I go out on a tinder date or maybe a guy approaches me and it’s like if a computer scan activates and in a couple of minutes I know if I’m interested or not based on how he writes/talks, overall appearance and interests. I can’t get rid of these filters and my brain tells me, why are you even bothering going on a second date? You know you’re not gonna like it. And I’m telling to myself that I have to try and stop judging so much after 1 date but unfortunately I’m always right and I have to find that speech were I tell them it’s not you, it’s me.

I have this pre-set idea that the guy has to be somehow smarter than me or someone that can stimulate my intelect but when I find someone like that, it doesn’t attract me physically and all I want to do is talk and I feel that it’s not right, especially for the guy. If it attracts me physically, I feel like I don’t have many things to talk about. I don’t want to keep putting them into friend zone.

I don’t know if I’m superficial, if I have unrealistic expectations (I have been in realtionships with guys that were both smart and handsome), if I’m focusing too much in finding a meaning in every interaction or what’s my problem but I don’t know what to do. I don’t think I’m better than others, I don’t think that someone needs to fight for me or my attention but I just can’t have the patience to go for more than max 2 dates because my brain it’s telling me that so far I didn’t met anyone for me. I’ve been avoiding men for so long that now I think even if someone right appears, I will run away because I wouldn’t know what to do.

4 comments
  1. Idk that’s why I’ve never done the tinder dating thing. It just feels too forced.
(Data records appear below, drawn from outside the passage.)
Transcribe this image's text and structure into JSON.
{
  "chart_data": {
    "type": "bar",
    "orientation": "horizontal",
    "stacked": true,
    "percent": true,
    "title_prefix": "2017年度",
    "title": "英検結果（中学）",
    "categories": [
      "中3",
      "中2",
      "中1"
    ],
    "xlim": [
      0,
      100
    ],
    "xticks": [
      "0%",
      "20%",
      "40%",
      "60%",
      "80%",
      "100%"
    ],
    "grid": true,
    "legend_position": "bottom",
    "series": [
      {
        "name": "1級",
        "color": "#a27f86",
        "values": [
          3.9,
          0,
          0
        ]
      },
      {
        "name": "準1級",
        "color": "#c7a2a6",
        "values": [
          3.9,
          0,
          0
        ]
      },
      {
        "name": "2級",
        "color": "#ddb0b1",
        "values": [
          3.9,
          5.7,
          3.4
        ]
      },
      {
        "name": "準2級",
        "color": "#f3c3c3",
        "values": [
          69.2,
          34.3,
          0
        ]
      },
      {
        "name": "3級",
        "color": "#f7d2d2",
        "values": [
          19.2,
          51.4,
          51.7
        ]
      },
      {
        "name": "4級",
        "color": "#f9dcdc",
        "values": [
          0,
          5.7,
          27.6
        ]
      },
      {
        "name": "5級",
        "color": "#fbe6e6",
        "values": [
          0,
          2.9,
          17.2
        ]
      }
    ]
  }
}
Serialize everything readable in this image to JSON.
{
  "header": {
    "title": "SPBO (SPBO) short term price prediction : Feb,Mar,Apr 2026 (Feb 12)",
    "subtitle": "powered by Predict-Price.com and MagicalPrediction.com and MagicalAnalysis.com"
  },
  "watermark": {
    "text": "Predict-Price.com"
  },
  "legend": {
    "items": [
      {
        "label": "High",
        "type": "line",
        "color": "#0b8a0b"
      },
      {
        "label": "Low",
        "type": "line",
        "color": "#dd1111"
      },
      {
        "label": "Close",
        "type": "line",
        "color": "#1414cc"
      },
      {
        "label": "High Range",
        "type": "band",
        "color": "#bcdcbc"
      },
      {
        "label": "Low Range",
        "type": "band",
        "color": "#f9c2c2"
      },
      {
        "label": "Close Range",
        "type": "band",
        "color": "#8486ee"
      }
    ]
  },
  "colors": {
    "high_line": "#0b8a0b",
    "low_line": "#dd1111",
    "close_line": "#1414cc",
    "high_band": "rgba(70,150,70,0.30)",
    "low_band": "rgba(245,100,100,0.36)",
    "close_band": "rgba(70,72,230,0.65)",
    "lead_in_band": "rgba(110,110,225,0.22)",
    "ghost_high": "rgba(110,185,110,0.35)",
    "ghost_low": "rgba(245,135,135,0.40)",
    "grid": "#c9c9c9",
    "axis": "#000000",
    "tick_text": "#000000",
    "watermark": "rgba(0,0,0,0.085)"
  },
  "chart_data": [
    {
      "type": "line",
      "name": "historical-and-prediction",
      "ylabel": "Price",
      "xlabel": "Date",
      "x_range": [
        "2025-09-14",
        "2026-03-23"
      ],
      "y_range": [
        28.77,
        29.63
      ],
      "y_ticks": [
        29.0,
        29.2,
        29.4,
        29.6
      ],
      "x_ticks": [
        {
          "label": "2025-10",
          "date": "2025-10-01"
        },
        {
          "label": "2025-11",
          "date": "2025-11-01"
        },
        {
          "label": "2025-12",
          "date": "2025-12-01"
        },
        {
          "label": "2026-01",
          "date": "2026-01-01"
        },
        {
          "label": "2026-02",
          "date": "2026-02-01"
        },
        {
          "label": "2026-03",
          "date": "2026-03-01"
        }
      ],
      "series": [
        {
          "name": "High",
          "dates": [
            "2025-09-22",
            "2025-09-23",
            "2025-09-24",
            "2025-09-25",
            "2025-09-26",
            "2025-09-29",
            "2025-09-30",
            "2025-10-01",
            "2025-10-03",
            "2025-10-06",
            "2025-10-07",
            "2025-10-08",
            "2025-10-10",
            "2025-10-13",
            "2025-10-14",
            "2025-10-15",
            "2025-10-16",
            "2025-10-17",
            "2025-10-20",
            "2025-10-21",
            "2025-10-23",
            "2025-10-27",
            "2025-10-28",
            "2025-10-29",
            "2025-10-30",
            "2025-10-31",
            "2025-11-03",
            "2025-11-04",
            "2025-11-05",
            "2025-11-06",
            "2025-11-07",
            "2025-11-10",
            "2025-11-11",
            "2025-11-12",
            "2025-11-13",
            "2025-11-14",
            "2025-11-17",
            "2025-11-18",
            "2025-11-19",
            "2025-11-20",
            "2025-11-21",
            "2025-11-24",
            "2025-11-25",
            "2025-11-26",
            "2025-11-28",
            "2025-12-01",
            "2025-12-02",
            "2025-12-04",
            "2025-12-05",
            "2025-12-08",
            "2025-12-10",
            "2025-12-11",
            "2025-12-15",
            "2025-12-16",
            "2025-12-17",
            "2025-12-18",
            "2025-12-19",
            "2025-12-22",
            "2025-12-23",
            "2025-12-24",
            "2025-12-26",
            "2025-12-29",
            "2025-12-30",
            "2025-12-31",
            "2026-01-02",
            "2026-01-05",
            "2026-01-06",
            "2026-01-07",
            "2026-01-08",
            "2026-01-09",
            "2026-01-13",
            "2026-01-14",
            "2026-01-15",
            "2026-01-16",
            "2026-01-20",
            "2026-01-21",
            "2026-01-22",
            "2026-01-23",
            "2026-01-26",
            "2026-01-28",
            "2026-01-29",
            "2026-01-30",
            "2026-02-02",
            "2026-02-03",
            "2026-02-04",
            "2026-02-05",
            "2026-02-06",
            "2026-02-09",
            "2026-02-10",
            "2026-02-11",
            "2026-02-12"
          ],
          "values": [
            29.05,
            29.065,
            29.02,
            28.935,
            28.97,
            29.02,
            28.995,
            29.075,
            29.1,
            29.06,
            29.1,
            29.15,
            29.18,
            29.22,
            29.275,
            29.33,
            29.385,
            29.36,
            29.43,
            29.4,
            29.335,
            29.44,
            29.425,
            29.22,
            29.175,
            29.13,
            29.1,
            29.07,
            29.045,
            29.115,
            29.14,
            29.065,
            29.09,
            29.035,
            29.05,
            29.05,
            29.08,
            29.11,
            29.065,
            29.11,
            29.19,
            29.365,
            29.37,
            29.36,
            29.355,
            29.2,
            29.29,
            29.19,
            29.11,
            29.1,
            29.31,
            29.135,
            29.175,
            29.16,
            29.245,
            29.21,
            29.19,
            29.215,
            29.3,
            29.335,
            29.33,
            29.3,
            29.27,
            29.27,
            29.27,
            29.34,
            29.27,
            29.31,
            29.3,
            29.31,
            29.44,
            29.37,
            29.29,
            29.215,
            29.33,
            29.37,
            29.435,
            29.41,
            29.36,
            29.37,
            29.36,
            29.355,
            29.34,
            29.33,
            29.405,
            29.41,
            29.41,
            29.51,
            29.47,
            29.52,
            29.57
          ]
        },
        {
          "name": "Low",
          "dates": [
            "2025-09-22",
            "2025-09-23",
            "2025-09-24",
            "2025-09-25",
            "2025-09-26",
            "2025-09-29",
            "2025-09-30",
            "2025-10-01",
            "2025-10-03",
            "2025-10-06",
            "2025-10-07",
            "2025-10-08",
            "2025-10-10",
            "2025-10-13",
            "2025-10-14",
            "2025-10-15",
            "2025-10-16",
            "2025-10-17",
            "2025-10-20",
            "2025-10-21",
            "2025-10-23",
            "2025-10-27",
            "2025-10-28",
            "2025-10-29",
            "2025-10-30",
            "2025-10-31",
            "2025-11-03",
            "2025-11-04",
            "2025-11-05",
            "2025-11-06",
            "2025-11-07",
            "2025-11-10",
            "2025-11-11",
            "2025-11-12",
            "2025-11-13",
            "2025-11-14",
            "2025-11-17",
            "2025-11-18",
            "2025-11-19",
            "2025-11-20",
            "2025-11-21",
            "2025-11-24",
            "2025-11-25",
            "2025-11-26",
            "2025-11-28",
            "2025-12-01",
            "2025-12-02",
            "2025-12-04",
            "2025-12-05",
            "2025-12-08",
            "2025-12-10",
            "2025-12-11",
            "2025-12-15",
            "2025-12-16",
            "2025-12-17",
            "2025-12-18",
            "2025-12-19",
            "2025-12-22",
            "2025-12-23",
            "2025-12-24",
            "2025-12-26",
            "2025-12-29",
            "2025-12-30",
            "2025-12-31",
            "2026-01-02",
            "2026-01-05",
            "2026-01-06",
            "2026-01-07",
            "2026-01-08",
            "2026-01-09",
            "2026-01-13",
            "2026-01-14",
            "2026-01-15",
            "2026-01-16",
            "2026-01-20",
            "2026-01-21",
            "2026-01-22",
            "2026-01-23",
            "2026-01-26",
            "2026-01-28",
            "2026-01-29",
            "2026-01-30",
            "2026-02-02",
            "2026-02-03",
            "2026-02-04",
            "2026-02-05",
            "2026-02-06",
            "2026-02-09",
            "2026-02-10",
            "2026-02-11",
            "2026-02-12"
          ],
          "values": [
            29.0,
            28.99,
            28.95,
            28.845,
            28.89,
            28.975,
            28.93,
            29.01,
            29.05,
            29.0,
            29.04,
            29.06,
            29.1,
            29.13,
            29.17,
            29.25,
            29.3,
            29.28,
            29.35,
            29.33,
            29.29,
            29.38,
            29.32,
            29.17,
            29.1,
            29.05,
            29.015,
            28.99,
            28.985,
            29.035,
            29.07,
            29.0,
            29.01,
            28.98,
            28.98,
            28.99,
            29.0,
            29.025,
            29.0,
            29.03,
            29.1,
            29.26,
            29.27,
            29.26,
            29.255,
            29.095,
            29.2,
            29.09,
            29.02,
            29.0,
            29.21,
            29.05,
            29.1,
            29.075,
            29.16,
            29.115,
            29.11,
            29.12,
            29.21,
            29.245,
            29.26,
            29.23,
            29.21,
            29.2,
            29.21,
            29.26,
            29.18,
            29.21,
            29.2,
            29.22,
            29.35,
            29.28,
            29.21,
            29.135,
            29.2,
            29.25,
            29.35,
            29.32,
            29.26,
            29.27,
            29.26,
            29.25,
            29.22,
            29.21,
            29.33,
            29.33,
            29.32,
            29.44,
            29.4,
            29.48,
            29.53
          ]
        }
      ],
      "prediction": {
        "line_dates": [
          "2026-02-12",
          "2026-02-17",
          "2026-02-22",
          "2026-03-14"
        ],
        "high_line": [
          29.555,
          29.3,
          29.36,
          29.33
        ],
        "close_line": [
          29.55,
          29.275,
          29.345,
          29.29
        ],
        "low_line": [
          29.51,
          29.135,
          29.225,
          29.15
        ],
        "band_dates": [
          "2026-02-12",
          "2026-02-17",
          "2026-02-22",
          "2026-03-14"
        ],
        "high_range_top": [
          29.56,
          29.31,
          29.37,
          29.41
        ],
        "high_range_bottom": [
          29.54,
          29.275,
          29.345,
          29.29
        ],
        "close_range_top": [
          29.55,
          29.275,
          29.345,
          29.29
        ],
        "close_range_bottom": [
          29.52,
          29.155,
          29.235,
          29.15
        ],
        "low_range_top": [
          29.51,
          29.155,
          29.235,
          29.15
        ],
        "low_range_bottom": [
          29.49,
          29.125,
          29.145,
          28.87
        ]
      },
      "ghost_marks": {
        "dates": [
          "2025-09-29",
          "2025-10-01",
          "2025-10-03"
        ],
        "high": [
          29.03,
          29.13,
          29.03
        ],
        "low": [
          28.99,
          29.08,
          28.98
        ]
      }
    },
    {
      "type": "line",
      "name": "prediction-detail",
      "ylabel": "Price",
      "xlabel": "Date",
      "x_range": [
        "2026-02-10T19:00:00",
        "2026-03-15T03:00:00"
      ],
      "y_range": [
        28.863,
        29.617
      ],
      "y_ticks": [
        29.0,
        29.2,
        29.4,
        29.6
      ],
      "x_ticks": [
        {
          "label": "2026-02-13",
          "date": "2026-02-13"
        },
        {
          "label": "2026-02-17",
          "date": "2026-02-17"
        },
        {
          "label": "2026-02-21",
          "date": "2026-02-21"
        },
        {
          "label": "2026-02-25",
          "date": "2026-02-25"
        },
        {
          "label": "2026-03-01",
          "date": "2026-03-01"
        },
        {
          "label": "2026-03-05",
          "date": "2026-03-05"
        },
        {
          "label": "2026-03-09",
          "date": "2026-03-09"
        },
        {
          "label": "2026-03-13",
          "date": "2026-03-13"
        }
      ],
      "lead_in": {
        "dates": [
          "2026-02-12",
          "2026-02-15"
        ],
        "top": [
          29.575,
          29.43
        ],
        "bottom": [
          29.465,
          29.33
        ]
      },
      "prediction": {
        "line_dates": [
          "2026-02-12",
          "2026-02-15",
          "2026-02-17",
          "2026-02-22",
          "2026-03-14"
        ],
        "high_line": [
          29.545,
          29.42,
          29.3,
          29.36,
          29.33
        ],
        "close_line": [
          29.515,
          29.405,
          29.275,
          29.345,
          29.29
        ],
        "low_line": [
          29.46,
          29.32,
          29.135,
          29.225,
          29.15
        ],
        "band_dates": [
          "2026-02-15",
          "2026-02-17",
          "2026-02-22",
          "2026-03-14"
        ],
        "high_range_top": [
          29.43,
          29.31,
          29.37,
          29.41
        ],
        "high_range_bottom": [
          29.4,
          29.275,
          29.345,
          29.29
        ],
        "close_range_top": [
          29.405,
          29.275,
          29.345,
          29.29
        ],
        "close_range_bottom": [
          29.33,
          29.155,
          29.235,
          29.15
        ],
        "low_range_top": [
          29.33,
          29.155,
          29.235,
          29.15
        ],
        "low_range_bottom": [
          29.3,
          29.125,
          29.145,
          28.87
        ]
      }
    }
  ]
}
I avoided the online thing and waited for a couple of years until I found someone in person that clicked and I’ve been with that person for over 4 years now. There’s just a different magic to relationships when it all happens naturally

  2. Is normal.

    You into good looking and smart guys.

    The reason why you dont get those that easily is….

    They rare.

  3. If you are well educated and also very attractive, it’s going to be hard in general to find others who are as attractive and smart as you are, no matter if you are looking for guys or girls. Even moreso if you are are looking for a guy who is smarter than you. You are by default looking for a top ~10% guy, depending on how attractive and smart you are. It’s not necessarily a bad thing, It’s just expected that you will not be attracted to 90% of guys who will proposition you, and if you have a good enough inkling to know which guys you would be into for the long haul and which are not then your computer scan is a good thing to not waste time. I would suggest though, that you dont simply look at people as being smart/not smart or attractive/unattractive. Try to get to really know someone in a good faith attempt when you are in dates, people are often smart in different ways and it might take a while to show.

  4. May I ask you what you define as smart or intellectual? Is it just a degree or more? The reason I ask this is because I myself and some of my friends have this problem in being ignored in dating because of it. Not very high educated. But smart through our experiences in life, job, and practicality. One of my friends can pick apart pretty much any machine, understand how it works, and put it back together. Something I consider pretty smart because few people nowadays can do so. But still he is a mechanic without much other education. Other life experiences aswell. Would you consider this smart and be open to dating such a person? I would like to understand this topic more.